UN: Possible violations in Yemen
GENEVA — U.N. human rights experts said Tuesday the governments of Yemen, the United Arab Emirates and Saudi Arabia may have been responsible for war crimes since Yemen’s conflict intensified 3¢ years ago, including rape, torture, arbitrary detention and use of child soldiers.
Their report — the first since being mandated to investigate by the U.N.-backed Human Rights Council nearly a year ago — is increasing international pressure on the Saudis’ Western-backed coalition that already has been widely condemned for devastating airstrikes on civilians as well as combatants.
The U.N. panel also pointed to possible war crimes by the Iran-aligned Houthi rebels who have been fighting the coalition that gets support from the U.S., Britain and France.
In one of the first reactions to the report, a Saudi diplomat told The Associated Press that the findings were “not accurate.”
In 2015, Saudi Arabia announced it would lead a coalition of countries against the Houthi rebels who had ousted Yemen’s internationally recognized government.
In the years since then, the U.N. says the conflict has become the world’s worst humanitarian crisis, with more than 22 million people in desperate need in what is already the Arab world’s poorest country. The experts documented 6,475 deaths from March 2015 until last June, but said the real figure is likely to be significantly higher. Other groups have estimated that more than 10,000 have been killed — excluding over 2,300 cholera deaths since April 2017 amid pitiful water supplies.

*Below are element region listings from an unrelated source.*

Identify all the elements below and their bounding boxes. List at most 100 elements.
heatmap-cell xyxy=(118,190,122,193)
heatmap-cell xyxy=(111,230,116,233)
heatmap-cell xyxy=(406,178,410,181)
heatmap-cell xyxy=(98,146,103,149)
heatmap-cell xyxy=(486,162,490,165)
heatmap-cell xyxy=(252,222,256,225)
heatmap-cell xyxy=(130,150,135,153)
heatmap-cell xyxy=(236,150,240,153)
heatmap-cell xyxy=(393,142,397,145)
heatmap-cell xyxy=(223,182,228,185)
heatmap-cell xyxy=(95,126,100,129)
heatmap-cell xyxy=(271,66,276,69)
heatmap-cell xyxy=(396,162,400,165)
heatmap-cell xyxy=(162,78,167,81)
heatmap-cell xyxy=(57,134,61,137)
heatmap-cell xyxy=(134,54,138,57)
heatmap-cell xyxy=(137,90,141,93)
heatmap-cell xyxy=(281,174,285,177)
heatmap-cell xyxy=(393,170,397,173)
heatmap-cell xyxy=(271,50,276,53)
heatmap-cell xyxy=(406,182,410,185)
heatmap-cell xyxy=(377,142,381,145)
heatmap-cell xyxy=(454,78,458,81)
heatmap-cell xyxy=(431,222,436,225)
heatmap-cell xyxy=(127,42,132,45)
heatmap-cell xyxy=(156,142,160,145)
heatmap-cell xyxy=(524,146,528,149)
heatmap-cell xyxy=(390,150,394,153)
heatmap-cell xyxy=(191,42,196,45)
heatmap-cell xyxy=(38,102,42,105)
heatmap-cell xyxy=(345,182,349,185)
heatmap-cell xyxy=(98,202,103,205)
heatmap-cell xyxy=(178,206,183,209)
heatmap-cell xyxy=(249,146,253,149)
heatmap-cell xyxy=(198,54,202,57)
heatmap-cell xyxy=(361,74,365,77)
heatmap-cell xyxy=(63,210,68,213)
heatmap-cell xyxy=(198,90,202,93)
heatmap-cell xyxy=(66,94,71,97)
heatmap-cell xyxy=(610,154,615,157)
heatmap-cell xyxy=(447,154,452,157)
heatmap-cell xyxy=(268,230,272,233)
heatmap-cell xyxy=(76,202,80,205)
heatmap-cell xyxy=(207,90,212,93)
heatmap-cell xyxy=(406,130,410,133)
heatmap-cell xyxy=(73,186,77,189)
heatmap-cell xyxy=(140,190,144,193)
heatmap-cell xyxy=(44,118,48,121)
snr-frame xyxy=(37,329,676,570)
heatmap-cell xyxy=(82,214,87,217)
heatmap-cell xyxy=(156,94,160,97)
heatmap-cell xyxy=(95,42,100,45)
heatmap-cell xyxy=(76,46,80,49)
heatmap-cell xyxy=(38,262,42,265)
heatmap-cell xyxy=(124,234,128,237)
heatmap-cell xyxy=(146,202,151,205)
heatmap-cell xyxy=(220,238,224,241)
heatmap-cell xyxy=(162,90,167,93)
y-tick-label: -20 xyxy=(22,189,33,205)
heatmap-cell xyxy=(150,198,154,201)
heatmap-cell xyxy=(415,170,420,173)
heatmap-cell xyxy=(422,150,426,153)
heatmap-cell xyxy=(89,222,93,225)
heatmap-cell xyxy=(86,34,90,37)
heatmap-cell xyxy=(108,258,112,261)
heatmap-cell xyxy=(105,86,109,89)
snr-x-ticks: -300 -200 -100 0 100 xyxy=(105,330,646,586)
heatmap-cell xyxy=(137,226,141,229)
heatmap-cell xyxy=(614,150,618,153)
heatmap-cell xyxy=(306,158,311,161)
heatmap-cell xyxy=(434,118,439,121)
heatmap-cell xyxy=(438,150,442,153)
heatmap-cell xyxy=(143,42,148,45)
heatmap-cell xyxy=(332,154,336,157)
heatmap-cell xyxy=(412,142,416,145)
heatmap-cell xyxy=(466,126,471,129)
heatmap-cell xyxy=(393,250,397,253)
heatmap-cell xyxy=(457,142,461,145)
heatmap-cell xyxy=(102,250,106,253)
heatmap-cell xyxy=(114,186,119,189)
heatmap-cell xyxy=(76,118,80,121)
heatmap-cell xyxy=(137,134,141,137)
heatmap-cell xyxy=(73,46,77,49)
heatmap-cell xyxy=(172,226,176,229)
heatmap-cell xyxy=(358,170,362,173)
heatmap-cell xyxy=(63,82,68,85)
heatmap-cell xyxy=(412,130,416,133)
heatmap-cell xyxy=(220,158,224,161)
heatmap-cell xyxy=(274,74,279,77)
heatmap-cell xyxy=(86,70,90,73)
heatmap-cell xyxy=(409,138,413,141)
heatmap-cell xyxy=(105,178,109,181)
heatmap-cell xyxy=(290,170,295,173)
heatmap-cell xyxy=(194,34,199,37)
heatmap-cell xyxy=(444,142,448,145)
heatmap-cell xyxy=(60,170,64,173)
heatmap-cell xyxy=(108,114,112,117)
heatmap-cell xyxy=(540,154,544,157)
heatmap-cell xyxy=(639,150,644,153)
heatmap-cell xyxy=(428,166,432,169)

“Despite the severity of the situation, we continue to witness a total disregard of the suffering of the people of Yemen,” said one of the experts, British human rights lawyer Charles Garraway. “This crisis has reached its peak, with no apparent sight of light at the end of the tunnel.”
“It is indeed a forgotten crisis,” he added.
The report said the experts from Britain, Tunisia and Australia have “reasonable grounds to believe that the governments of Yemen, the United Arab Emirates and Saudi Arabia are responsible for human rights violations.”